The third and last script needed to finish the tree is the "colors_into_JSON.pl", this script needs Perl and more precisely the Bio::Tree and Data::Dumper packages. # This script converts a tab delimited file with information related to the colour assigned for a lineage in RGB into a tab delimited file with the corresponding colour in Hex notation for HTML. Then it puts together information related to the colouring of the lineages in the tree (JSON format). It crates a FASTA-similar file where each lineage is assigned a Hex colour and starting from the node defining the lineage, uses the Newick format file to retrieve a list of all the nodes that are downwards it (Using Bio::Perl::Tree). The script uses a tab-delimited text file with the lineages and starting nodes ("lineage_defining_nodes.txt" in the Test files folder), a tab-delimited text file with the lineages and the RGB colours assigned ("RGB_lineage_colors.txt"), a file with the JSON tree to input the colouring data ("input_treeJSON.json") and a text file with the tree in Newick format ("input_treeNEWICK.txt"). Finally it inserts the colours into the JSON tree in a sequence ensuring that the sub-lineages colours override the superior lineages colours, this colours will be store under the tag "linColor" in the tree.
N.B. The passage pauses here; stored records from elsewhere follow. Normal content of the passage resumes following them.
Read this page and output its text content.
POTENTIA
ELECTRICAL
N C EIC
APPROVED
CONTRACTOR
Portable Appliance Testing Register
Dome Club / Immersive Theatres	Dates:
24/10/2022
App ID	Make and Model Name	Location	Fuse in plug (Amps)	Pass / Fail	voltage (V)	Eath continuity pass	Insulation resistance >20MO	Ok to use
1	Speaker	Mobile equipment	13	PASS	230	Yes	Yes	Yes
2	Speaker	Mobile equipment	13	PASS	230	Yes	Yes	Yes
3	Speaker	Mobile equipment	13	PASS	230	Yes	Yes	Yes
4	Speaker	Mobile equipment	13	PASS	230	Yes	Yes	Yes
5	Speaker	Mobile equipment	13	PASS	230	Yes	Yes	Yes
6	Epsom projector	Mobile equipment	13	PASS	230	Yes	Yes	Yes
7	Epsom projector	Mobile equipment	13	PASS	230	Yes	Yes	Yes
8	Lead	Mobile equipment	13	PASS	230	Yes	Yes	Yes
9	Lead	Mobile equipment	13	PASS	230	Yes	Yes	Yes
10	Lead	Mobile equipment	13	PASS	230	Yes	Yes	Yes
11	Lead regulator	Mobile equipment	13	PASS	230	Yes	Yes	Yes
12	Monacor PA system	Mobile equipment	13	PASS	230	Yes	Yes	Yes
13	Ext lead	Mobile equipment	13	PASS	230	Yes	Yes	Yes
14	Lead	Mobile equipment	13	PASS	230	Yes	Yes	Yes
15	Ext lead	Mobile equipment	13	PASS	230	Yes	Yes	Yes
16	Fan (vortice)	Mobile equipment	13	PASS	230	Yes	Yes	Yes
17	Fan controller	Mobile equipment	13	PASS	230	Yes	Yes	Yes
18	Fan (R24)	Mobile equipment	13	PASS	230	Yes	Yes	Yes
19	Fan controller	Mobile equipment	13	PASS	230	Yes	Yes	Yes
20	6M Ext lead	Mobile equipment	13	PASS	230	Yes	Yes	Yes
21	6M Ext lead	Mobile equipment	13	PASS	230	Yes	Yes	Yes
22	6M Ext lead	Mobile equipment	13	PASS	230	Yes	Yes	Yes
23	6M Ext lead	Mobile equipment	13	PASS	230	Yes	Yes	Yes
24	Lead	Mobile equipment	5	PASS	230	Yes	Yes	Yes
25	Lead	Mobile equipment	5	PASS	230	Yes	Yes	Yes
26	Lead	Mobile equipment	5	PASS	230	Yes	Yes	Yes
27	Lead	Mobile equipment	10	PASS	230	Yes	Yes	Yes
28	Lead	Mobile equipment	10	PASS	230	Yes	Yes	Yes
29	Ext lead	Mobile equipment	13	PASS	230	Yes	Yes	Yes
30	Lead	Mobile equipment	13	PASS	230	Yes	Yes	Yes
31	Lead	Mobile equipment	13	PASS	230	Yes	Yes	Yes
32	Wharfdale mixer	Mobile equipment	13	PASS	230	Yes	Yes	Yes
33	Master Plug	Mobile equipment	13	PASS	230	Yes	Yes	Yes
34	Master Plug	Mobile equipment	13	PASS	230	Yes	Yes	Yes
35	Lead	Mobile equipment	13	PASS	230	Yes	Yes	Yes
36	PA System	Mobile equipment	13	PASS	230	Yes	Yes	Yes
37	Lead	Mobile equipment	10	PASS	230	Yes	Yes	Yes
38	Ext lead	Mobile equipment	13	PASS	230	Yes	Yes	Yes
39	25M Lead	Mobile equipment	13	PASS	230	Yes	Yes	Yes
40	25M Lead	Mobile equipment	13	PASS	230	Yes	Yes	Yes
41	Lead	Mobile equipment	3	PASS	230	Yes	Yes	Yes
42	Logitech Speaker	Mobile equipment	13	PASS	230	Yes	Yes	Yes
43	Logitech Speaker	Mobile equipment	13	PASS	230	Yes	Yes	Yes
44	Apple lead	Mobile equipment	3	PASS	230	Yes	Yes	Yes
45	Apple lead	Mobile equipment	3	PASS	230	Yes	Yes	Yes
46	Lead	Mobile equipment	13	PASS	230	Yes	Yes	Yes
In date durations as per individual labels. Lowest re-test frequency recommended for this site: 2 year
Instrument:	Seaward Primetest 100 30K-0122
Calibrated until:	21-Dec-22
Creating The VCF files for the SNP functionality and Genome Browser

The next step once we have our tree created is to create the VCF files needed for the Genome Browser and the SNP functionality of the application.To set up the Genome Browser the Configuration Guide from JBrowse should be followed in order to set up the sequence track and the features (genes) track. Furthermore, in order to create the Track for the SNPs a VCF file is needed. If you have the SNPs stored as a tab-delimited file ("SNP_annotation.txt" in the Test files folder), we have created a script that will store this information into a VCF file, including all the non-standard fields into the INFO section in the file under new tags created manually. This script is the "FilesToVCF.pl". It can also be used to create the file that stores the comma-separated list of nodes related to each SNP commenting the line 101 and uncommenting line 103. This script uses as inputs the previously mentioned SNP annotation file and a sparse matrix where we can find the nodes in the columns and the SNPs in the rows (found uncompressing the file "Matrix_SNP_Vs_Nodes.zip"), and the matrix filled with "1" in case the node is present in a node and a "0" in case is not present. Is worth mentioning that this script will create only the body of the VCF file. And the header should be created manually following this VCF file example

Another script has been created to create the VCF-similar file that will store the list of SNPs related to each node in the tree ("FileToVCFNodes.pl").The input needed in the sparse matrix ( uncompressing "Matrix_SNP_Vs_Nodes.zip") In this case the each node in the tree has been assigned a numeric index in increasing order, thus in the application an array object should be created that stores all the node numbers in the same order and the index can be extracted using the name of the node.

In case you only have a matrix with the SNPs related to the samples but not the SNPs related with the nodes (this was our case), a script has been created that extends this matrix "ExtendingSparseMatrix.pl". The script needs the packages Bio::TreeIO and Data::Dumper installed. This script uses 3 input files. The sparse matrix of samples (uncompressing "sparse_Matrix_samples.zip") a tab-delimited file with the SNP changes that appear between each pair of nodes ("nodeChanges.txt") and the tree in Newick format ("input_treeNEWICK.txt")

The next step is to create the VCF-similar files where the information for the Drug Resistance related SNPs, lineage specific SNPs and node specific SNPs will be stored. For this purpose we have created three very similar files ("FilesToVCFDrug.pl", "FilesToVCFLineage.pl" and "FilesToVCFNodes.pl" ), as they only transform a tab-delimited file into a VCF-similar file where the information not included in the standard format is stored into the INFO tag under newly created tags. They only need the tab-delimited files ("Drug_ann.txt","lineage_specific_SNPs.txt" & "node_specific_SNPs.txt" respectively) as input and the headers should be created afterwards manually.